Extensive research involving literature analysis, interviews, and observational studies unveiled the challenges that current ADVs are facing, including unpredictable behaviour and distrust. The absence of predictability has a big impact on effective on-road communication, and it potentially leads to unsafe traffic interactions. A viable solution lies in communicating the ADV's driving intent. This study delves into the nuances of intent communication in pedestrian environments, and identifies intent signals that are predominantly communicated through body language. The objective is to replicate human-like signals in the behaviour of ADVs, to ensure an intuitive understanding of such cues from previous traffic experiences.

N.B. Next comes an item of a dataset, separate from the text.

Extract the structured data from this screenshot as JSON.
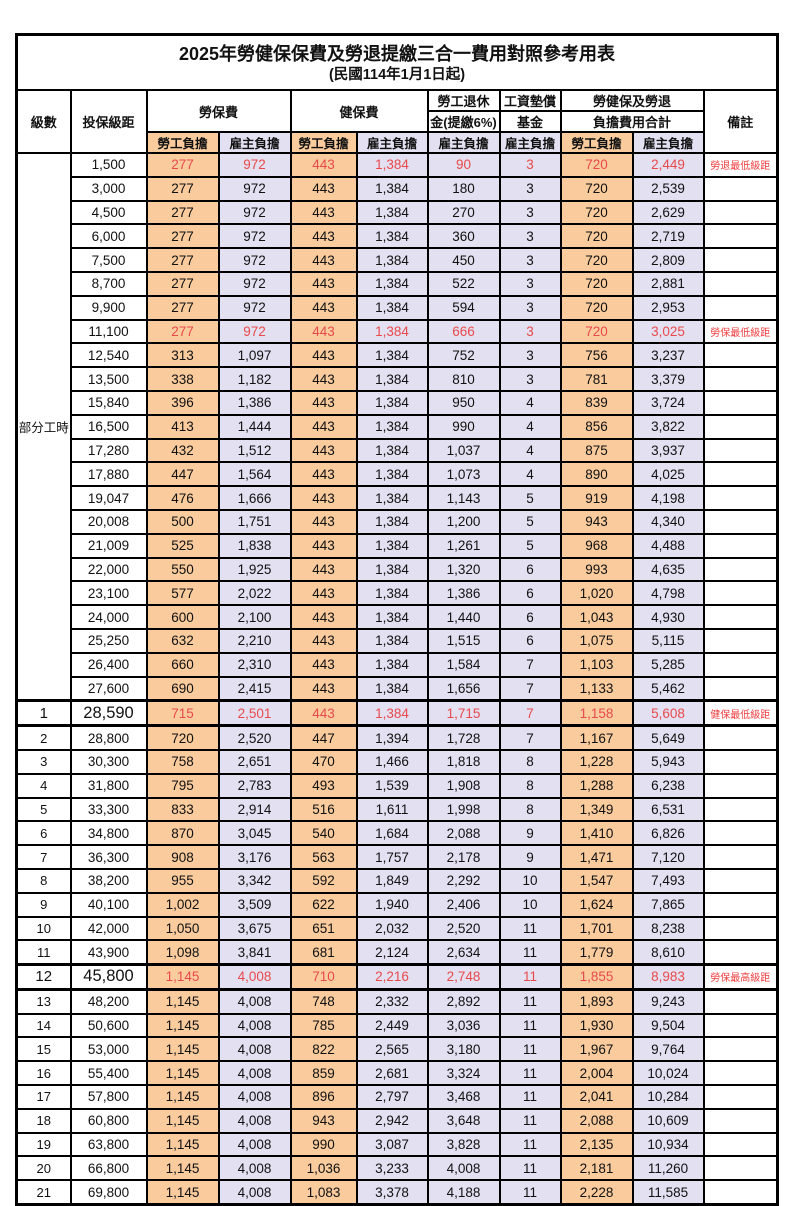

Focusing on designing predictability through intent communication via body language, a test exploration is conducted, testing multiple different prototypes. Iterative trials resulted in interesting insights and eventually lead to the most promising intent signal – the "Looking" scenario. This intent signal is inspired by a head-turning or someone looking into the desired walking direction. Participants recognised this signal, facilitating an intuitive understanding of the meaning of the signal.
The evaluation test confirmed the intent signal's positive effect on enhancing pedestrians' feelings of safety, trust, and comfort during an ADV interaction. These increased feelings of safety, trust and comfortability came from the fact that they were able to predict the movements of the ADV and because they felt "seen". The robot reacted to the participants by showing its intent, this reaction gave participants the perception that the ADV has indeed detected them and therefore won't collide with them. Consequently, it is recommended to integrate intent communication into ADV designs to ensure safer and more harmonious ADV-pedestrian interactions.
Three design guidelines are formulated based on the insights from the exploration phase. The three guidelines emphasize the interpretation, visibility, and relevance of intent signals. The conceptual ADV design presented in this project, aligns with these guidelines. The intent signal in the design concept of the ADV makes their behaviour more predictable, gives people a sense of control because they feel detected, which both leads to an increase in safety, trust, and comfortability. Although the intent signal shows great promise in creating a safer and more comfortable traffic interaction between ADVs and pedestrians, additional research is needed to fully understand the impact of integrating this intent signal.